How will Artificial Intelligence and Machine Learning impact business?
- There are vast opportunities for applied Machine Learning across industries, from churn prediction to sophisticated dynamic pricing algorithms. These platforms will further enable companies to unleash the power of Machine Learning to make smarter data-driven business decisions.
- Companies must be aware that failing to surround AutoML software with experienced, talented data science professionals can put their business at risk. These projects often still require expert knowledge and experience. Misusage of ML models can jeopardize a company’s trustworthiness and reputation with their customers.
- Over-usage of these platforms can lead to failed projects, high costs, and poor customer experience. The pay-as-you-go model enables a business to scale, but it can also lead to unpredictable and exorbitant costs, especially if the company lacks knowledge on pricing for cloud and computing services.
4. The evolution of augmented analytics
“Hey Siri, what’s interesting about our transactions from last month?” We are used to asking a virtual assistant for answers about almost every aspect of our lives, and this trend is now moving into business. Demand for ever complex analytics has increased dramatically, but with growing data volumes and complexity requirements, data analysis has a similar fate as AI and ML: a lack of talent leads to ever-increasing bottlenecks. To counteract this, augmented analytics are seeing a rise in popularity. Augmented analytics come in many flavors, but the benefits all boil down to the ability for users to ask questions in a simplified user interface and in return receive very detailed insights.
How will analytics impact business?
- Software tools guide and support the user in getting the insights they’re looking for and so – similar to the democratization of AI – move the insight-generation away from the data science teams, and closer to the business.

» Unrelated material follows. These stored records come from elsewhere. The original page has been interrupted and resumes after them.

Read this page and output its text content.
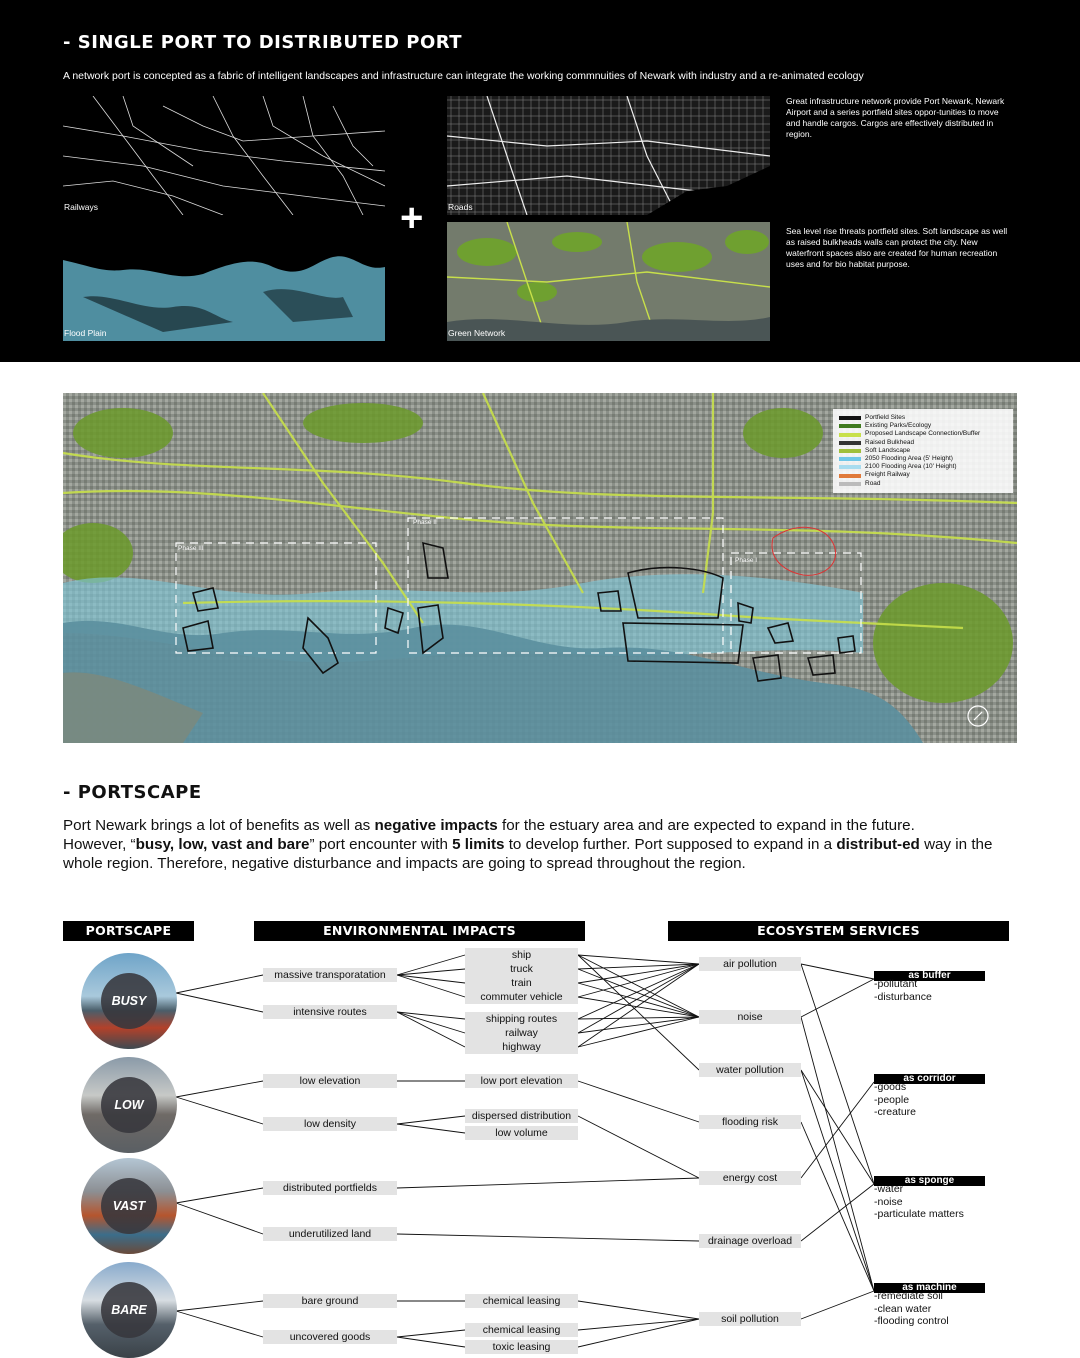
- SINGLE PORT TO DISTRIBUTED PORT
A network port is concepted as a fabric of intelligent landscapes and infrastructure can integrate the working commnuities of Newark with industry and a re-animated ecology
Railways	Roads
+
Great infrastructure network provide Port Newark, Newark Airport and a series portfield sites oppor-tunities to move and handle cargos. Cargos are effectively distributed in region.
Sea level rise threats portfield sites. Soft landscape as well as raised bulkheads walls can protect the city. New waterfront spaces also are created for human recreation uses and for bio habitat purpose.
Flood Plain	Green Network
Phase III
Phase II
Phase I
Portfield Sites
Existing Parks/Ecology
Proposed Landscape Connection/Buffer
Raised Bulkhead
Soft Landscape
2050 Flooding Area (5' Height)
2100 Flooding Area (10' Height)
Freight Railway
Road
- PORTSCAPE

Port Newark brings a lot of benefits as well as negative impacts for the estuary area and are expected to expand in the future.

However, “busy, low, vast and bare” port encounter with 5 limits to develop further. Port supposed to expand in a distribut-ed way in the whole region. Therefore, negative disturbance and impacts are going to spread throughout the region.

PORTSCAPE	ENVIRONMENTAL IMPACTS	ECOSYSTEM SERVICES
BUSY
LOW
VAST
BARE
massive transporatation
intensive routes
low elevation
low density
distributed portfields
underutilized land
bare ground
uncovered goods
ship
truck
train
commuter vehicle
shipping routes
railway
highway
low port elevation
dispersed distribution
low volume
chemical leasing
chemical leasing
toxic leasing
air pollution
noise
water pollution
flooding risk
energy cost
drainage overload
soil pollution
as buffer
-pollutant
-disturbance
as corridor
-goods
-people
-creature
as sponge
-water
-noise
-particulate matters
as machine
-remediate soil
-clean water
-flooding control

- With more and more employees able to run self-service analytics that answer their real questions, more decisions will be made based on facts rather than feelings. For example, Tableau has a product called “Ask Data” that generates on-the-fly graphs from questions entered in natural language, such as “What is the average price by product group?”
- Meanwhile, the specialists can spend more time working on complex modelling and analyses that still require a large amount of real data science.
- These systems can generate descriptive insights, but will often fail to take the user to a prescriptive level and answer the question “What should we do about it?”
5. Edge computing and stream processing
While both edge computing and data streaming have been around for a few years, we believe that they will gain popularity in 2020 as demand for speed and reliability increases. In edge computing, data processing takes place close to where the data is generated. This means data no longer needs to travel from the source to the central storage, which enables real-time responsiveness Edge computing is highly responsive and can still function when connection to the cloud cannot be established. With steam processing, systems continuously inject new data into existing processes and analyses in real time, instead of the traditional approach where data is moved and processed in batches.
How will edge computing and steam processing impact business?
- These technologies take business intelligence to the next level, enabling companies to monitor their various KPIs in “true” real-time.
- Stream processing and edge computing will also spark businesses to build new products and services. For example, autonomous cars require image data to be processed immediately as changing conditions occur.
- While traditional cloud computing architecture was restricted by its responsiveness, edge computing is one of the solutions for the latency problem, opening up opportunities for products that adapt to user behavior in real time.